Today is my lucky day! You’ve decided to stop by and add to the discussion to this month’s film topic on my double-nickel birthday. Thank you!
Gene Hackman, Dustin Hoffman, and Robert Duvall are lifetime friends who bunked together while honing their craft back in the late 1950s. It’s a fascinating trifecta. Read Flip the Movie Script 2016 article, “A Brief Time in History with Friends Hackman, Hoffman, and Duvall” found HERE.
Considered character actors, they catapulted to stardom when their breakout roles were part of an Oscar winner for Best Picture. (Dustin Hoffman in 1967 with The Graduate, Gene Hackman in 1971 with The French Connection, and Robert Duvall in 1972 with The Godfather) Hoffman and Hackman won Oscars for Best Actor, and Duvall was nominated for his supporting role. As generational friends and colleagues, they’ve grown old on the screen and we’ve watched them do it. Their longevity is remarkable. According to IMDb:
Gene Hackman, b. 1930: 100 credits, 2 Oscars, 30 other wins
Dustin Hoffman, b. 1937: 84 credits, 2 Oscars, 60 other wins
Robert Duvall, b. 1931: 143 credits, 1 Oscar, 55 other wins
Having read Allan Hunter‘s biography Gene Hackman, after his win for Popeye in The French Connection, there was a battle within Hackman. How to navigate a career? Should your choices be picky for art’s sake, daring to fall out of favor if your film bombs? Or should you accept any role because you are afraid your flame will burn out quickly if you don’t maximize Oscar success? For Hackman, he never thought “this ugly mug would be so lucky.” By the middle 1970s, he accepted whatever script was offered, and it deflated his high-quality acting persona. Then in the 1980s and 1990s, he seemed to be cast in the same role over and over. The bastard. The son-of-a-bitch. He became “the man” everyone wanted to stick it to.
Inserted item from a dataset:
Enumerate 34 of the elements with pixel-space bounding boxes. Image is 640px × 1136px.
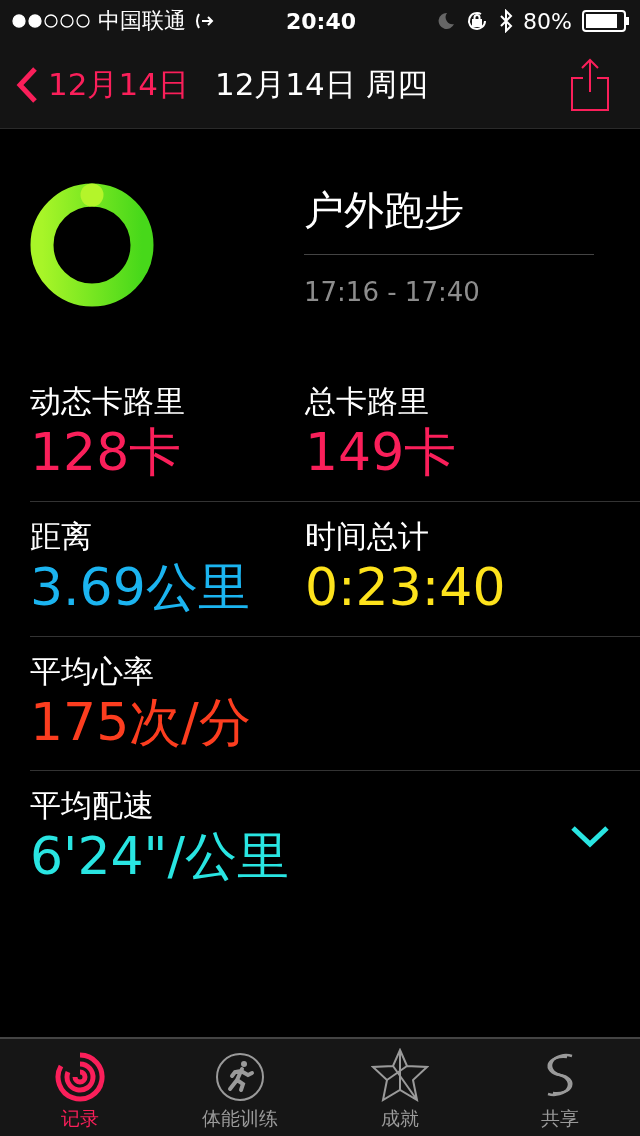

Please welcome my co-host, Nancy, my mother who has watched these three actors their entire careers. I asked her, “Because Gene is ordinary looking and plays ugly characters does he become repellent to you? If Gene were gorgeous and played ugly characters would he be as repulsive? Or sexier?”
Gene Hackman said in Allan Hunter’s biography that he knew if he couldn’t get the girl in the film, he would never become a “movie star” like, well, Richard Harris. His talents were utilitarian to a script that needed a smug, corrupt leader. He was perfect and predictable like a favorite dish at a restaurant. If you didn’t get what you expected, you’d be disappointed.
With actors who have sustainable longevity in the business, there seems to be a young version and an older version of themselves. Actors who play diverse roles are my favorite. They are the artists. One wonders after playing 80 + films, like an old horse down a hoof-beaten path, it’s not acting anymore, it becomes, as Nancy suggested, just the man on the screen. The originality of the initial spark that captivated an audience at the start of a career has long since burnt out.
Since many people have a say in the outcome of the film, it would be hard to know which film to pick. What seems like an interesting, meaty role, could end up being an unbalanced disaster beyond the actor’s control. It is the brave artist on screen who bears the criticism of good chemistry gone sour. For career actors, who make 80+ films, I have to wonder if they feel that filmmaking is a hit or miss endeavor. Maybe if one can count four or five excellent roles in a fifty-year career, that’s a job well done at the end of a life?
Considering Hackman, Hoffman, and Duvall, why do you prefer the one you picked? Their best role?